The SCE Dermatology presents a unique preparation challenge: dermatology is inherently a visual specialty, yet the SCE uses text-based best-of-five questions without clinical photographs. Every clinical presentation must be described in words — morphology, distribution, colour, texture, associated features — and you must be able to translate these descriptions into diagnoses and management plans.
This means your question bank must teach you to think dermatologically through text, not images. A question bank that relies on clinical photographs (however high quality) is preparing you for a different kind of assessment.
StudyPRN
StudyPRN's Dermatology bank contains approximately 772 questions. The content is written by consultant dermatologists and covers inflammatory dermatoses, skin cancer, cutaneous infection, blistering diseases, connective tissue and vasculitis-related skin disease, drug reactions, hair and nail disorders, and paediatric dermatology. Some questions may include described dermoscopy findings.
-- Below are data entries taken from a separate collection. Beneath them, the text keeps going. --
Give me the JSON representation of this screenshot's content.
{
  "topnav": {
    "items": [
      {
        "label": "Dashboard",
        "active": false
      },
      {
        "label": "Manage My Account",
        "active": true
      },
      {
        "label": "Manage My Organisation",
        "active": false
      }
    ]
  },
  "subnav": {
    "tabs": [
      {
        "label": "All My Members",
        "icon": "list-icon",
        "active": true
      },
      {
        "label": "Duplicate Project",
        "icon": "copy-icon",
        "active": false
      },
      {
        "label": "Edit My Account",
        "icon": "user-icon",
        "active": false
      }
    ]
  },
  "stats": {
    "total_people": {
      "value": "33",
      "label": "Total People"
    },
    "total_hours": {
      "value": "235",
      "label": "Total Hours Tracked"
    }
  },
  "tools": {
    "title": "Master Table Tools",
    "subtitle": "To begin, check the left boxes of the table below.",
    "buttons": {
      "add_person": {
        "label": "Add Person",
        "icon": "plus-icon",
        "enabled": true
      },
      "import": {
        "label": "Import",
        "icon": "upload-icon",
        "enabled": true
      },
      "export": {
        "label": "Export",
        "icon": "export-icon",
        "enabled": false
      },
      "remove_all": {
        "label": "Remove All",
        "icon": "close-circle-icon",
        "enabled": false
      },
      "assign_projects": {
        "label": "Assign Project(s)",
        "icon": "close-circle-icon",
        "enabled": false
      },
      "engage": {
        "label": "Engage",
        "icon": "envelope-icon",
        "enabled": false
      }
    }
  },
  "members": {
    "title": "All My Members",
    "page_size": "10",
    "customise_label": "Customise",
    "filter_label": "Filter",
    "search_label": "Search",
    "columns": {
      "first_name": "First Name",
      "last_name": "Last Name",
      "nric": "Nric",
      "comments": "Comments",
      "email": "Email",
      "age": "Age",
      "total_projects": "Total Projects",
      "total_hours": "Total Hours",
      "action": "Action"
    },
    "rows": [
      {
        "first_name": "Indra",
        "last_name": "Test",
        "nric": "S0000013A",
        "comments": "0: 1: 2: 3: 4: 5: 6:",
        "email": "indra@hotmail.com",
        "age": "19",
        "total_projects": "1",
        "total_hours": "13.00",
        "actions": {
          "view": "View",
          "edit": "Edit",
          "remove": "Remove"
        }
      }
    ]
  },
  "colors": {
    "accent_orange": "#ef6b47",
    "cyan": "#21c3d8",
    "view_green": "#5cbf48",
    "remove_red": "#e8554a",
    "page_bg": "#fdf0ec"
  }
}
Pricing is approximately £79 to £149 for three months. Standard StudyPRN limitations apply — no adaptive learning, no mobile app, no spaced repetition.
iatroX
iatroX's SCE Dermatology bank contains over 1,500 questions, all presenting clinical features as textual descriptions rather than photographs — matching the real exam format. Morphological descriptions follow a structured approach: lesion type (macule, papule, plaque, vesicle, bulla, nodule), colour, distribution pattern, surface characteristics, and associated symptoms.
The bank covers biologic eligibility criteria for psoriasis and eczema in depth — NICE technology appraisals governing access to adalimumab, secukinumab, ixekizumab, guselkumab, risankizumab, dupilumab, tralokinumab, and baricitinib. These eligibility criteria (PASI thresholds, DLQI scores, failure of conventional systemics) are heavily tested because they represent real-world prescribing decisions that dermatology registrars make.
Biopsy interpretation questions describe histological findings and ask you to identify the diagnosis — acantholysis for pemphigus, subepidermal blistering with eosinophils for bullous pemphigoid, interface dermatitis for lupus, Pautrier microabscesses for mycosis fungoides. The ability to interpret described histopathology is a specific exam skill that text-based question practice develops directly.
The adaptive algorithm is useful for dermatology because the curriculum includes several low-exposure domains — photobiology, genital dermatology, wound healing, psychodermatology — that candidates tend to deprioritise. All included at £29 per month or £99 per year.